Negative Implications:
- A high SLR reduces the amount of funds available for lending, which can slow economic growth.
- Lower profitability for banks since funds are locked in low-yielding government securities.
SLR and the Indian Financial System
The SLR plays a critical role in India’s banking and economic stability. By mandating a minimum level of liquidity, the RBI ensures that:
- Banks remain solvent even in periods of financial stress.
- Depositors have confidence in the banking system.
- The government can raise funds efficiently through secure channels.
The reduction of SLR over the years reflects India’s transition towards a more liberalised and market-oriented economy, encouraging banks to diversify investments and increase credit flow to productive sectors.

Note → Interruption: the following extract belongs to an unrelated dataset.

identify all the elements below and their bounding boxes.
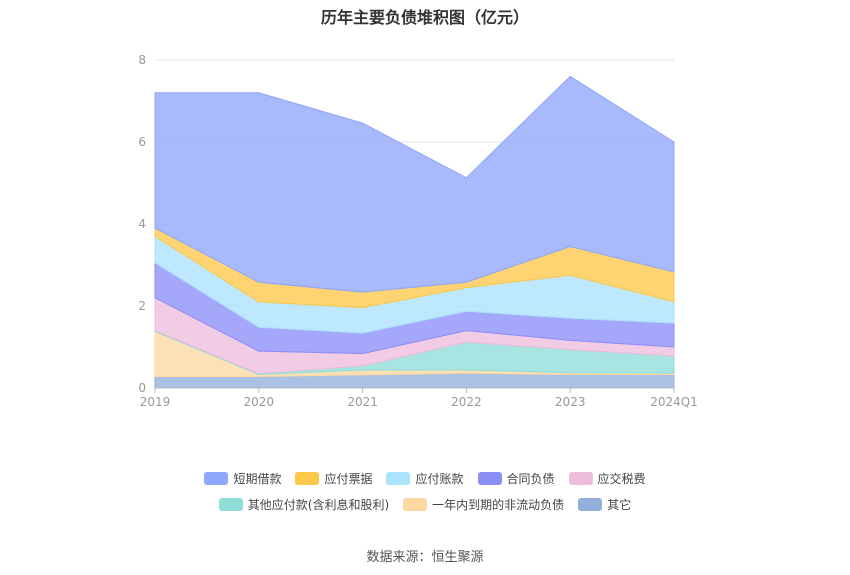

Historical Evolution of SLR in India
Period | SLR (%) | Purpose / Context |
---|---|---|
1949 | 20% | Introduced under the Banking Regulation Act. |
1980s | 38.5% | Increased to fund government borrowing and control inflation. |
1990s | 25% | Liberalisation period; gradual reduction to promote credit growth. |
2010s | 21.5% → 19.5% | Reflects easing of monetary conditions. |
2020 onwards | 18.0% | Maintained at a steady level for liquidity balance. |
Example of Monetary Effect
If the RBI increases SLR, banks are required to hold more liquid assets, leaving less money for loans and credit creation. This helps control inflation.If the RBI reduces SLR, banks can lend more, thereby stimulating economic activity and investment.